Morton's remains as overrated and expensive today as when it first opened its doors for business in Aventura in 1998. Morton's remains as overrated and expensive today as when it first opened its doors for business in Aventura in 1998. (Photo courtesy of Jennifer Montgomery/ABM).

 
Morton's
QUICK FACTS:
Cuisine: Steakhouse
Address: 17399 Biscayne Boulevard, Aventura
Telephone: 305.945.3131
Valet Parking: Yes
Forms of Payment: Cash, all major credit cards
Reservations Accepted: Yes
Dinner Entrées: $18 - $42
Hours of Operation:
Sunday: 5:00 p.m. - 10:00 p.m.
Monday: 5:00 p.m. - 11:00 p.m.
Tuesday: 5:00 p.m. - 11:00 p.m.
Wednesday: 5:00 p.m. - 11:00 p.m.
Thursday: 5:00 p.m. - 11:00 p.m.
Friday: 5:00 p.m. - 11:00 p.m.
Saturday: 5:00 p.m. - 11:00 p.m.
Alcohol Service: Full bar
Delivery: No
Our Food Critic's Rating: 3.0 / 5 Stars

OVERVIEW:
As pricey as ever.

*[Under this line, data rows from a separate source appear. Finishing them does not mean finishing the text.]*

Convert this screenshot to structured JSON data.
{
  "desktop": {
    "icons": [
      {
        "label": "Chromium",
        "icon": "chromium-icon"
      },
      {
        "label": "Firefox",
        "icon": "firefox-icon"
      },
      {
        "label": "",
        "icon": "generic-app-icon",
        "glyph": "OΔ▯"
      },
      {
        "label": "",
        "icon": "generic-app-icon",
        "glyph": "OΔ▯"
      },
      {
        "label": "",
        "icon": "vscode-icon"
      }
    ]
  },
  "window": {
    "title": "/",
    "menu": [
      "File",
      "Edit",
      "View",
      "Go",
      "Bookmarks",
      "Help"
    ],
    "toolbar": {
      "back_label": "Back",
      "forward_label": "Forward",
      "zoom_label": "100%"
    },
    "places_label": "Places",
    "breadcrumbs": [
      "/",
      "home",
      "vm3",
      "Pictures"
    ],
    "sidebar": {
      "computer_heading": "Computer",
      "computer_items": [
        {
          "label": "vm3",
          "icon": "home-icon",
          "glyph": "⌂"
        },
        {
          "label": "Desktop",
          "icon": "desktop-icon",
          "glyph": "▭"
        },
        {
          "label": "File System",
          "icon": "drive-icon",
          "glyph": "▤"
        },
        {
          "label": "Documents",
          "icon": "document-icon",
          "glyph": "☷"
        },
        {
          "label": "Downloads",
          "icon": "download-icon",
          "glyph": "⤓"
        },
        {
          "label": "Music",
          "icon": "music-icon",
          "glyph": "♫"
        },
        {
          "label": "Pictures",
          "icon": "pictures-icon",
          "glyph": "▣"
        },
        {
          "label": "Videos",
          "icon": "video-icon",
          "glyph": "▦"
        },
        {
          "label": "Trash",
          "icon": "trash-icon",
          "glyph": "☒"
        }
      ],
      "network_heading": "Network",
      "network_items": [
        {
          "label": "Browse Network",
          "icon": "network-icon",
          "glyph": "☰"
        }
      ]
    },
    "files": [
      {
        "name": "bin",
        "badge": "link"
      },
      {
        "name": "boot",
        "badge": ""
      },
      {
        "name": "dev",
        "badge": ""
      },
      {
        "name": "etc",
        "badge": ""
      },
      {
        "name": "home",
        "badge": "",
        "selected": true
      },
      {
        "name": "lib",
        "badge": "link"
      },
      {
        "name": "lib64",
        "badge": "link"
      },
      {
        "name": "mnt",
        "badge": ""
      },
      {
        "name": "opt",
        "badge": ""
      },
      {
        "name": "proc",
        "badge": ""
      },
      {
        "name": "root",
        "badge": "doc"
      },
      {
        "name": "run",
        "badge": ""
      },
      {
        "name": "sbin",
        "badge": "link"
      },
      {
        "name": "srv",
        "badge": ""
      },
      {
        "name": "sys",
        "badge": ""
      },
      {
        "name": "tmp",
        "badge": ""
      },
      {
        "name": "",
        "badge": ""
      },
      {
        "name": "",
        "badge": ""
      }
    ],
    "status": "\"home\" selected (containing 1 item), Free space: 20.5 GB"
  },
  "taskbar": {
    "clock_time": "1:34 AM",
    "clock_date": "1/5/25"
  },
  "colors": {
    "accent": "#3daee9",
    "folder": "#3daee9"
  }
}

With the exception of the "bar bites," which are served up twice daily (from 5pm until 6pm and then again from 9pm until closing), Morton's is super-expensive. The bar bites are tiny, but at $5 apiece, they're hard to refuse. The list of choices includes a trio of mini cheeseburgers and a foursome of petite filet mignon sandwiches. As for the main menu, I have to concede that it's good. I'm partial toward the shrimp and lobster appetizers. The bisque is incredible. The steaks are excellent. Just be emphatic when specifying how you want yours prepared. I've had to send back ribeyes on more than one occasion because they were undercooked. And it's critical to let your server know you're a regular; if not, he'll drone on and on about every detail of every item on the cute little cart he wheels around the dining room. (I never desire to know the name of the Idaho plantation on which my baked potato was raised). The waiters try way too hard to impress. That becomes a nuissance. The check at night's end will be high. Too much so. In the end, not worth it, especially with dozens of other options with a five-minute car ride.